Coevolution and Trade-offs

• Chemical coevolution between plants and herbivores.

Chapter 15: Parasitism and Infectious Diseases

Learning Objectives

• Understand parasite-host interactions and their impact on host abundance.
• Recognize cyclical population fluctuations of parasites and hosts.
• Identify evolutionary strategies of parasites and hosts.

Types of Parasites

• Ectoparasites: Live on the outside, e.g., ticks, lice.
• Endoparasites: Live inside host cells or between cells, e.g., viruses, bacteria.

Parasite and Host Dynamics

• Dynamics are similar to predator-prey but parasites often reproduce faster without killing hosts.

Transmission Mechanisms

• Vertical Transmission: Parent to offspring.
• Horizontal Transmission: Between individuals, not parent-offspring.
  • Factors Influencing Infection: Mode of entry, vector reliance, ability to jump species.

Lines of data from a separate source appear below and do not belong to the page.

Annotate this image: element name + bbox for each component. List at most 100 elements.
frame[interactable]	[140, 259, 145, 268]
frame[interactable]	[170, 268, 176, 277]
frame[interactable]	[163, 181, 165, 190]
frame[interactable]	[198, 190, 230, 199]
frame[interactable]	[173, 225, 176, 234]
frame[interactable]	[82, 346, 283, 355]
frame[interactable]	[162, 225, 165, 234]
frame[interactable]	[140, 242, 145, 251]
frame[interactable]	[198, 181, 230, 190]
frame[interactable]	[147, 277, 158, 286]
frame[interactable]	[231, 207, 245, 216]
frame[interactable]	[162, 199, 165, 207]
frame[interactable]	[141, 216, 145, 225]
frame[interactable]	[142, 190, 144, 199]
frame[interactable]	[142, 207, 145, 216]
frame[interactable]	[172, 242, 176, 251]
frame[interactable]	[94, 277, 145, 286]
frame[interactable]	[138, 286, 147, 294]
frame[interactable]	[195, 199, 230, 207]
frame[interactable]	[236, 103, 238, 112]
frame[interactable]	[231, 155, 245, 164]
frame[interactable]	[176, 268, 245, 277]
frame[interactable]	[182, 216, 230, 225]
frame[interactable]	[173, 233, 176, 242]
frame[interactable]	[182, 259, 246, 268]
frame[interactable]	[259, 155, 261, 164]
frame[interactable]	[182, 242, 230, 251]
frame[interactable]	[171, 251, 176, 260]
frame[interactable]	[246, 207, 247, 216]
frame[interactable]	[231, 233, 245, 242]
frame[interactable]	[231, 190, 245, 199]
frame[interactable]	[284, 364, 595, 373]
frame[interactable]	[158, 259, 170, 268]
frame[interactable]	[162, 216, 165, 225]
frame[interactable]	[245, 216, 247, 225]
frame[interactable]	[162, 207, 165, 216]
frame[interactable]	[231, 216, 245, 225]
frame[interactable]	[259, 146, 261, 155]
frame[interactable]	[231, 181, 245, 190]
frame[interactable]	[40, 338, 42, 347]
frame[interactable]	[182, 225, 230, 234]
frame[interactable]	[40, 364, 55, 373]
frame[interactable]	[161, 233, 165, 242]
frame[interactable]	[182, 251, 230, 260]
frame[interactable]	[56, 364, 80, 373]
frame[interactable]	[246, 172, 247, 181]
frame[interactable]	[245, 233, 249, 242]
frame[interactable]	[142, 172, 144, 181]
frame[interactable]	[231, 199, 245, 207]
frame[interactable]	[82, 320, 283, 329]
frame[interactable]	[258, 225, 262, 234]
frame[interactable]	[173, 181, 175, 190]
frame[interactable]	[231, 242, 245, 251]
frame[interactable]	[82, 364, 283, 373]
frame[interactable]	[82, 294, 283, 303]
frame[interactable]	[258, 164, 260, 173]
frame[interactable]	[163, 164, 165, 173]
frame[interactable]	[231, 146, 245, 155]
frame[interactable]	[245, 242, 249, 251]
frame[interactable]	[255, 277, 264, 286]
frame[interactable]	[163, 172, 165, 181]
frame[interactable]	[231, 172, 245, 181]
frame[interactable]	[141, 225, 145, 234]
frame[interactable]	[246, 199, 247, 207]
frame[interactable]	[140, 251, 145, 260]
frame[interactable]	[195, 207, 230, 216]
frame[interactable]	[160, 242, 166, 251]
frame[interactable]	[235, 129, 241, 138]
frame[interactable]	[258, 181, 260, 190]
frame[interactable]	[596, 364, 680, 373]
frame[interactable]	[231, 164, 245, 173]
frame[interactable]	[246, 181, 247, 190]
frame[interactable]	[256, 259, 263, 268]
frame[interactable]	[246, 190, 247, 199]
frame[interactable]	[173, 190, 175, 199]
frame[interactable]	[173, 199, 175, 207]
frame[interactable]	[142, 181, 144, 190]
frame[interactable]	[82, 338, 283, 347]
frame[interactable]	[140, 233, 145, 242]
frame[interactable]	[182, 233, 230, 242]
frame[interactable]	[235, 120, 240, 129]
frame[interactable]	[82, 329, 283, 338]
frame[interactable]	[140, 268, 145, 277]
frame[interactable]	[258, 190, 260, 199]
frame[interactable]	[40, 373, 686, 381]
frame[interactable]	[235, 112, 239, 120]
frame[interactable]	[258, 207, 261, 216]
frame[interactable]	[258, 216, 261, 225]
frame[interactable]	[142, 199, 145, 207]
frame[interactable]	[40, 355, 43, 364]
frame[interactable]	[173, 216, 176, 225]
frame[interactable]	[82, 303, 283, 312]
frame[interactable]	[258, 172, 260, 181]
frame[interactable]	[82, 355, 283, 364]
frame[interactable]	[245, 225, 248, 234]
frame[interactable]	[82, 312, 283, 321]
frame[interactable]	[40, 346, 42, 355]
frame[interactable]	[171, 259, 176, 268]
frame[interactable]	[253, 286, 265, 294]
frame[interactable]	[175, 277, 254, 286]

Host and Parasite Adaptations

• Parasite Offenses: Manipulating host behavior, counterattacking immune systems.
• Host Defenses: Behavioral changes, chemical defenses, genetic recombination.

Examples of Host Adaptations

• Self-Medication: Chimpanzees consuming specific plants to combat parasites.

Modeling Parasite-Host Populations

• Infection Resistance: Preventing infections through immune responses.
• Infection Tolerance: Minimizing harm from infections.
• S-I-R Model: Models disease transmission and includes immunity.
  • Reproductive Ratio (R0): Determines if an infection will spread.

Importance of Vaccinations

• Vaccinations play a critical role in controlling infection resistance and tolerance.
  • S-I-R Models: Used to understand infectious disease spread, applicable to COVID-19.

Key References

• Research literature on insect mouthparts and plant chemical defenses.
• Notable scientists like Dr. May Berenbaum for studies on chemical coevolution and insect-plant interactions.

These notes overview the complex interactions between species, focusing on predation, herbivory, and parasitism, highlighting evolutionary strategies and adaptations that reflect the ongoing evolutionary arms race between species.